The company has been consistently making efforts to improve the performance of the consumer segment's three major brands. With its recent initiative to improve the product mix of the Healthy Choice brand, moving to its proprietary Café Streamers offerings and discontinuing a number of other Healthy Choice slow-moving SKUs, I believe CAG will improve its volumes in the long run. In the recent quarter's conference call, management announced that they see good growth opportunities in Chef Boyardee. In the coming quarters, CAG will focus on the core user through constant efforts by re-equipping the merchandising program customer by customer. Also, the company has been constantly losing its share in Orville Redenbacher to its close competitors. To get back its market share, management now focuses on becoming more competitive and more perfect at retail.

As for now, I believe these promising initiatives on the part of the management to better core brands will portend well to grow the volumes and the revenue base of the consumer segment. In addition, these initiatives will also grow the profitability of the segment in the long term.

The company's private brand segment reported relatively flat $1029.9 million in revenue for Q4FY14. However, the profitability of the private brand segment remains weak since the acquisition of Ralcorp Holdings. Although CAG became the biggest U.S. private label food company with the Ralcorp acquisition, the previous year's pricing concessions offered by CAG to protect the customer losses at Ralcorp, and the higher-than-anticipated operational cost faced due to challenges offered by the Ralcorp integration contracted the margins of the private brand segment, which I believe is a short-term concern and will improve in the long term due to better integration efforts.
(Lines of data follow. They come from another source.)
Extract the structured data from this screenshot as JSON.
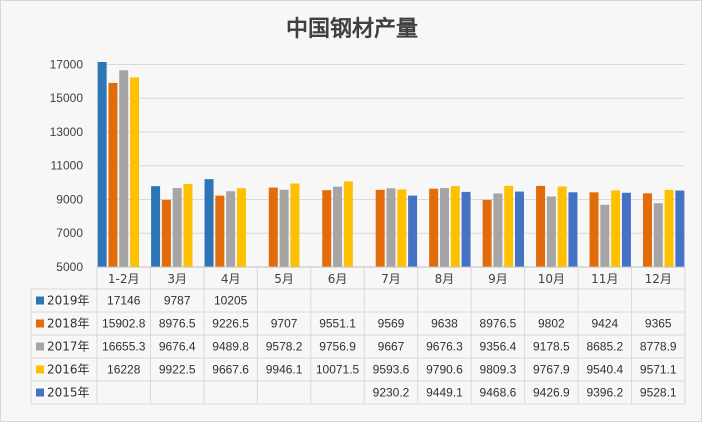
{
  "chart_data": {
    "type": "bar",
    "title": "中国钢材产量",
    "categories": [
      "1-2月",
      "3月",
      "4月",
      "5月",
      "6月",
      "7月",
      "8月",
      "9月",
      "10月",
      "11月",
      "12月"
    ],
    "yticks": [
      "5000",
      "7000",
      "9000",
      "11000",
      "13000",
      "15000",
      "17000"
    ],
    "ylim": [
      5000,
      17500
    ],
    "series": [
      {
        "name": "2019年",
        "color": "#2e75b6",
        "values": [
          17146,
          9787,
          10205,
          null,
          null,
          null,
          null,
          null,
          null,
          null,
          null
        ],
        "labels": [
          "17146",
          "9787",
          "10205",
          "",
          "",
          "",
          "",
          "",
          "",
          "",
          ""
        ]
      },
      {
        "name": "2018年",
        "color": "#e36c0a",
        "values": [
          15902.8,
          8976.5,
          9226.5,
          9707,
          9551.1,
          9569,
          9638,
          8976.5,
          9802,
          9424,
          9365
        ],
        "labels": [
          "15902.8",
          "8976.5",
          "9226.5",
          "9707",
          "9551.1",
          "9569",
          "9638",
          "8976.5",
          "9802",
          "9424",
          "9365"
        ]
      },
      {
        "name": "2017年",
        "color": "#a5a5a5",
        "values": [
          16655.3,
          9676.4,
          9489.8,
          9578.2,
          9756.9,
          9667,
          9676.3,
          9356.4,
          9178.5,
          8685.2,
          8778.9
        ],
        "labels": [
          "16655.3",
          "9676.4",
          "9489.8",
          "9578.2",
          "9756.9",
          "9667",
          "9676.3",
          "9356.4",
          "9178.5",
          "8685.2",
          "8778.9"
        ]
      },
      {
        "name": "2016年",
        "color": "#ffc000",
        "values": [
          16228,
          9922.5,
          9667.6,
          9946.1,
          10071.5,
          9593.6,
          9790.6,
          9809.3,
          9767.9,
          9540.4,
          9571.1
        ],
        "labels": [
          "16228",
          "9922.5",
          "9667.6",
          "9946.1",
          "10071.5",
          "9593.6",
          "9790.6",
          "9809.3",
          "9767.9",
          "9540.4",
          "9571.1"
        ]
      },
      {
        "name": "2015年",
        "color": "#4472c4",
        "values": [
          null,
          null,
          null,
          null,
          null,
          9230.2,
          9449.1,
          9468.6,
          9426.9,
          9396.2,
          9528.1
        ],
        "labels": [
          "",
          "",
          "",
          "",
          "",
          "9230.2",
          "9449.1",
          "9468.6",
          "9426.9",
          "9396.2",
          "9528.1"
        ]
      }
    ],
    "grid": true,
    "legend": "data-table"
  }
}
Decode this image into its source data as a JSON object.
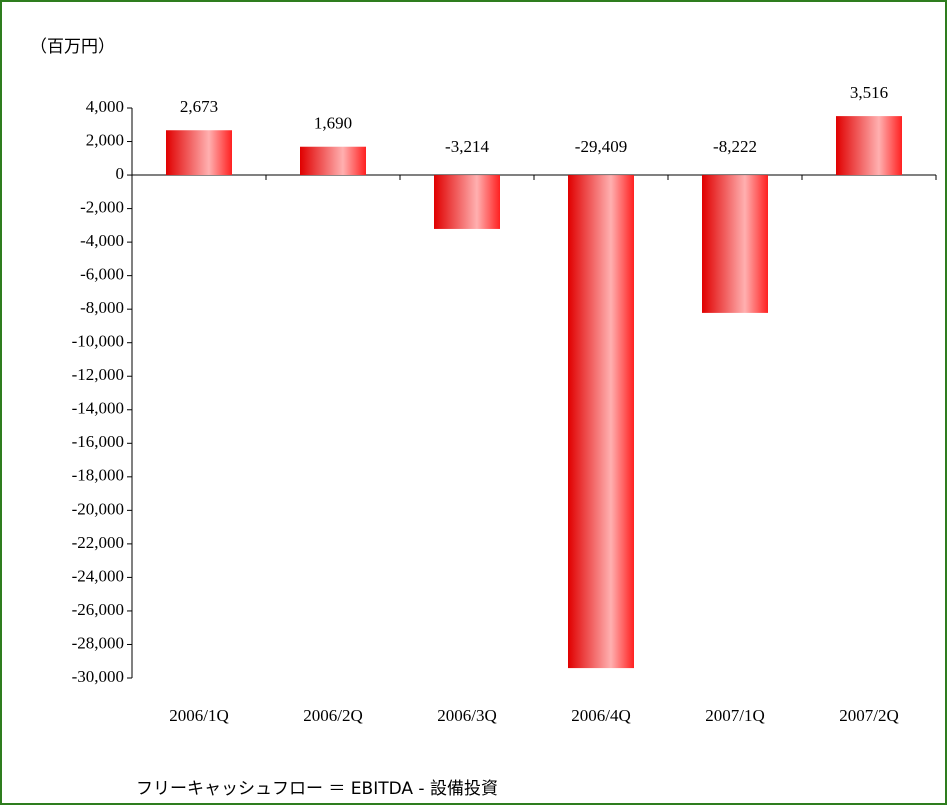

The segment posted a loss of $573 million in Q4FY14. Going forward, the management plans on driving growth from Ralcorp through better pricing and improved mix, which will grow the volumes and the revenues of the private brand segment. Also, the segment's margins will improve once the integration of Ralcorp is completed. Also, the $300 million in synergy expected from the Ralcorp acquisition by the end of FY17 will portend well to grow the long-term profitability of the company.


Despite the recent quarter's pressurized revenue and contracted margins for CAG, I believe the stock has the potential to perform well in the long term; however, the short-term performance is likely to remain challenging due to the integration of Ralcorp and a weakness in the consumer segment. The top line recovery of the consumer and private brand segments, in the long term, will drive the stock price. Moreover, the potential upside from Ralcorp synergies will also portend well. Also, I believe CAG will unfold the benefits of its management's continuous growth-generating initiatives in the long term.

Disclosure: The author has no positions in any stocks mentioned, and no plans to initiate any positions within the next 72 hours. The author wrote this article themselves, and it expresses their own opinions. The author is not receiving compensation for it (other than from Seeking Alpha). The author has no business relationship with any company whose stock is mentioned in this article.